The hardest part of this whole experience for me has not been adaptation to this world I am currently (if not also momentarily) occupying, that hardest part has been seeing my other life, my real life, my life that I left and will return to, changing and progressing and not being able to do anything about it. I wake up every day, I do what I need to do in order to get by, to be productive and do my job, to feel happy and content with my current self-imposed lot. Then I get a phone call from home, from friends or family, and that world back home is changing. People are living there lives without me. Hopefully, this doesn’t sound narcissistic or too self-gratifying, I honestly don’t mean it in that sort of way. But just think about this: you live your entire life connected to a certain number of people, the you take a 2 year hiatus from seeing, interacting and all too often even communicating with them.
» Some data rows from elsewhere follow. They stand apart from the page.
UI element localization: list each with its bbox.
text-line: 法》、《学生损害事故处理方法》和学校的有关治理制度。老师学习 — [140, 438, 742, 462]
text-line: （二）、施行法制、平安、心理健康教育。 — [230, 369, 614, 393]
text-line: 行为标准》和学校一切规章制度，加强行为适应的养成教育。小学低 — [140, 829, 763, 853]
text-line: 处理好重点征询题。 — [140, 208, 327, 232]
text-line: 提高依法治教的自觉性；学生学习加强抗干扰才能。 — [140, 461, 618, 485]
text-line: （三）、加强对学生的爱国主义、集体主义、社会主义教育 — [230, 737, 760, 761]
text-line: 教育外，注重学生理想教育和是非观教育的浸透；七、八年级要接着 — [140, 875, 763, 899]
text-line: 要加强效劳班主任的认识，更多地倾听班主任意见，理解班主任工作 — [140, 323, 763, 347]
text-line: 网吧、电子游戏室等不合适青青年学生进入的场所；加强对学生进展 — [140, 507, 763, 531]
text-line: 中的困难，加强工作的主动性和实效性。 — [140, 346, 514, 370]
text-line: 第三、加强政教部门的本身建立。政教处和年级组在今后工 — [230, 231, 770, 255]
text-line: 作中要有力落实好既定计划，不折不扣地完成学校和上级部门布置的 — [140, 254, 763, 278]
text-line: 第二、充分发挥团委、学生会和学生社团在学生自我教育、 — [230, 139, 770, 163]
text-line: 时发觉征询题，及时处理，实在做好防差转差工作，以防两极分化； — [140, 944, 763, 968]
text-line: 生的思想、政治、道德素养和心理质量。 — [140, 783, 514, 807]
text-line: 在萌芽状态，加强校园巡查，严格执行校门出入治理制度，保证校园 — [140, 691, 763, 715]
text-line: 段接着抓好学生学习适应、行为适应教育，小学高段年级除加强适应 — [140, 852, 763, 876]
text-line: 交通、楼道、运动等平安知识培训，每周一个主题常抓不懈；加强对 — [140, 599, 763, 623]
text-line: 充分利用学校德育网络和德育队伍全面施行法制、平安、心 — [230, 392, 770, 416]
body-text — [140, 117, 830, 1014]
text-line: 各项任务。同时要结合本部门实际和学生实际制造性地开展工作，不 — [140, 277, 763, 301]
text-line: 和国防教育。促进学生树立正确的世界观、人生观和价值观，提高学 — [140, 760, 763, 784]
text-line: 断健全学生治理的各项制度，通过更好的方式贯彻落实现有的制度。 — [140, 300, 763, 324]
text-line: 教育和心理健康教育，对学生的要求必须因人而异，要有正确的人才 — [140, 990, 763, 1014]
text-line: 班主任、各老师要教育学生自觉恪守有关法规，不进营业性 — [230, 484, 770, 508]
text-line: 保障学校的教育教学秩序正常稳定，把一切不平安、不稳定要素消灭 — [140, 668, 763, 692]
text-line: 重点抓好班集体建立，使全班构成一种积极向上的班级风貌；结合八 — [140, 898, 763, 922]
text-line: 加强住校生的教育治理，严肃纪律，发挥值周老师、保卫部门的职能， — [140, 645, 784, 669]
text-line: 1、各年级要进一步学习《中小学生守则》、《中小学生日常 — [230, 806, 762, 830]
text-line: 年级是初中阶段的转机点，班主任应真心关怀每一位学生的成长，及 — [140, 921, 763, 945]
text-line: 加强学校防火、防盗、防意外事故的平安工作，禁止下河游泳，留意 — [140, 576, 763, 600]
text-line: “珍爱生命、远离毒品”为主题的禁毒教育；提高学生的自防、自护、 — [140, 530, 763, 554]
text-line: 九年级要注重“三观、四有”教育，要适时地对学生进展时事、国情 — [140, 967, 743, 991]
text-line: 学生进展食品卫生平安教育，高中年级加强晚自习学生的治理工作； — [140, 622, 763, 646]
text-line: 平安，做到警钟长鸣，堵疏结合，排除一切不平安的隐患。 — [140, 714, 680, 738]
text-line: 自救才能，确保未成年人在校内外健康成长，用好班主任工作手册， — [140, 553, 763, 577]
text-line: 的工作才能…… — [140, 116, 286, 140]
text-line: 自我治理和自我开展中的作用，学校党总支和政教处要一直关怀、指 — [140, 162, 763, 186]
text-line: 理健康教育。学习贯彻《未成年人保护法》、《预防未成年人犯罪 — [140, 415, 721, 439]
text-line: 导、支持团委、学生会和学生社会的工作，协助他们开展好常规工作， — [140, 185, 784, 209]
Its strange and unfortunately, on those lonely nights in the middle of nowhere in some third-world country, its unsettling as well.
Eventually, I am going to go back to my life at home (my “real” life, as I sometimes say) with the benefit of this amazing experience that I am currently having. Nothing good ever came easy--tell me about it. In the meantime, those things that were once constant in my life, are going about themselves all the same. Its almost like I have walked out the door, left the house, and now I realize that maybe there is no room for me to take when I come home. Maybe I could bum on the sofa of my old life for a few days, but those people and those things that once had space and time for me have found other occupants--renters, or sub-letters, or maybe even they’ve sold the real estate all together.
The hardest part of that notion is that I haven’t found another place anywhere else. Where I am now, what I am doing, its not like I have moved on. Sure, I am comfortable, but this is not my home, I don’t belong here, I haven’t found another life, just a temporary state, a transition between parts of myself. So I am liminal for the time being. Not me, but not someone else. Not at home, but not entirely lost. Not forgotten, but slowly, not remembered as often as I might hope. And maybe that in itself is part of the delusion of sitting on the fence somehow outside of my lives but not entirely outside of myself--the loss of identity, though language and isolation and relativity, and yet the discovery of entirely new facets of myself.
I have always thought myself a simple person. But I am not. No one is. The best thing to do is just talk slower, ask more questions of yourself and other people, and listen to happy music. In this sort of personal and social vaccum, where I live right now, nothing is clear but everything is visible, in many cases for the first time. Its like swimming though yourself and waiting waiting waiting 2 years between breathes. Its like slow-motion touching the bottom of the ocean and kicking off the sand, kicking against the water, shooting back up to the sky, eyes closed but you are seeing everything in those suspended moments underwater, and you know that any second now you are going to break the surface and the sun will be shining still and the air will be cool and god-given and then everyone will be waiting for you. But for the time being, you’re still swimming, if thats what they call this ungraceful flailing of the arms and legs.
So that’s where I am, 1 year in the deep. Changing my little world, this little microcosm, one awkward moment and one unintentional moment of perspective at a time. See you on the shore my friends.